The exact number of deaths that resulted from the Cultural Revolution is unknown, but it is feared that millions of lives were lost. Families were destroyed. Schools and universities were shuttered for a decade. The purge of the “four olds” resulted in the destruction of Chinese art, institutions and all symbols of history, learning and knowledge. No Chinese was untouched by the Cultural Revolution.

The madness only ended with the death of Mao in 1976, the return to power of Deng Xiaoping and the jailing of the “Gang of Four.” In 1981, the party would offer an official verdict on the Cultural Revolution, declaring it “an error comprehensive in magnitude and protracted in duration” that “brought serious disaster and turmoil to the Communist Party and the Chinese people.”

Apart from insisting that those mistakes would never be made again, the CCP has preferred to avoid studying that decade of madness.
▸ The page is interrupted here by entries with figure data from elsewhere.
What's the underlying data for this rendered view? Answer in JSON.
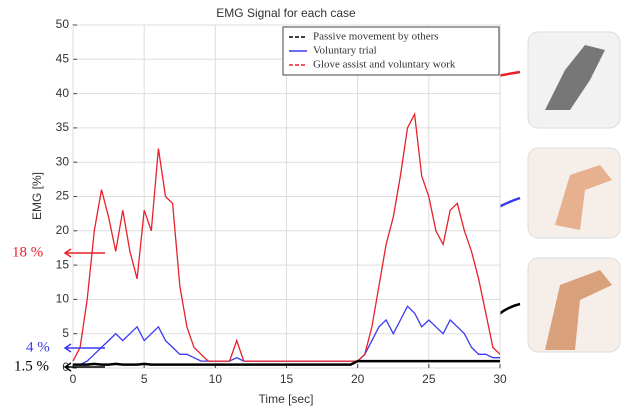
{
  "chart_data": {
    "type": "line",
    "title": "EMG Signal for each case",
    "x_label": "Time [sec]",
    "y_label": "EMG [%]",
    "x": [
      0,
      0.5,
      1,
      1.5,
      2,
      2.5,
      3,
      3.5,
      4,
      4.5,
      5,
      5.5,
      6,
      6.5,
      7,
      7.5,
      8,
      8.5,
      9,
      9.5,
      10,
      10.5,
      11,
      11.5,
      12,
      12.5,
      13,
      13.5,
      14,
      14.5,
      15,
      15.5,
      16,
      16.5,
      17,
      17.5,
      18,
      18.5,
      19,
      19.5,
      20,
      20.5,
      21,
      21.5,
      22,
      22.5,
      23,
      23.5,
      24,
      24.5,
      25,
      25.5,
      26,
      26.5,
      27,
      27.5,
      28,
      28.5,
      29,
      29.5,
      30
    ],
    "series": [
      {
        "name": "Passive movement by others",
        "color": "#000000",
        "values": [
          0.5,
          0.5,
          0.5,
          0.6,
          0.5,
          0.5,
          0.6,
          0.5,
          0.5,
          0.5,
          0.6,
          0.5,
          0.5,
          0.5,
          0.5,
          0.5,
          0.5,
          0.5,
          0.5,
          0.5,
          0.5,
          0.5,
          0.5,
          0.5,
          0.5,
          0.5,
          0.5,
          0.5,
          0.5,
          0.5,
          0.5,
          0.5,
          0.5,
          0.5,
          0.5,
          0.5,
          0.5,
          0.5,
          0.5,
          0.5,
          1,
          1,
          1,
          1,
          1,
          1,
          1,
          1,
          1,
          1,
          1,
          1,
          1,
          1,
          1,
          1,
          1,
          1,
          1,
          1,
          1
        ]
      },
      {
        "name": "Voluntary trial",
        "color": "#3a3af0",
        "values": [
          0.5,
          0.5,
          1,
          2,
          3,
          4,
          5,
          4,
          5,
          6,
          4,
          5,
          6,
          4,
          3,
          2,
          2,
          1.5,
          1,
          1,
          1,
          1,
          1,
          1.5,
          1,
          1,
          1,
          1,
          1,
          1,
          1,
          1,
          1,
          1,
          1,
          1,
          1,
          1,
          1,
          1,
          1,
          2,
          4,
          6,
          7,
          5,
          7,
          9,
          8,
          6,
          7,
          6,
          5,
          7,
          6,
          5,
          3,
          2,
          2,
          1.5,
          1.5
        ]
      },
      {
        "name": "Glove assist and voluntary work",
        "color": "#e8202a",
        "values": [
          1,
          3,
          10,
          20,
          26,
          22,
          17,
          23,
          17,
          13,
          23,
          20,
          32,
          25,
          24,
          12,
          6,
          3,
          2,
          1,
          1,
          1,
          1,
          4,
          1,
          1,
          1,
          1,
          1,
          1,
          1,
          1,
          1,
          1,
          1,
          1,
          1,
          1,
          1,
          1,
          1,
          2,
          6,
          12,
          18,
          22,
          28,
          35,
          37,
          28,
          25,
          20,
          18,
          23,
          24,
          20,
          17,
          13,
          8,
          3,
          2
        ]
      }
    ],
    "xlim": [
      0,
      30
    ],
    "xticks": [
      0,
      5,
      10,
      15,
      20,
      25,
      30
    ],
    "ylim": [
      0,
      50
    ],
    "yticks": [
      0,
      5,
      10,
      15,
      20,
      25,
      30,
      35,
      40,
      45,
      50
    ],
    "grid": true,
    "legend": "upper right",
    "annotations": [
      {
        "text": "18 %",
        "color": "#e8202a"
      },
      {
        "text": "4 %",
        "color": "#3a3af0"
      },
      {
        "text": "1.5 %",
        "color": "#000000"
      }
    ]
  }
}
That readiness to look away has been abetted by the desire of the Chinese themselves to turn their back on the chaos, fearful that the complicity of an entire generation meant that no scrutiny could be tolerated without risking the return of instability.

This week, at the 50th anniversary of the May 16 declaration, the People’s Daily noted that China “must never forget to draw lessons from the ‘Cultural Revolution,’ ” and “cannot and will not allow a repeat performance.” Such assurances ring hollow when Chinese are not allowed to learn their history. And indeed, alarm bells rang earlier this month when a concert was held at the Great Hall of the People titled “In Fields of Hope.” It featured “red songs” from that period to celebrate the Communist Party, including “Sailing the Seas Depends on the Helmsman,” the anthem of the Cultural Revolution.

Chinese authorities disavowed the meeting, and participants said they had been misled about its content. Perhaps, but it is hard to imagine how a program could be held at such a venue, one of the most important locations in China, without intense scrutiny by the government. Some see the program as a probe, testing the waters to see how far President Xi Jinping can go as he consolidates his authority. Most China watchers dismiss any prospect of a cult of personality like that of Mao. They are probably right, but confidence would grow if the Chinese people had a better sense of what transpired 50 years ago and why.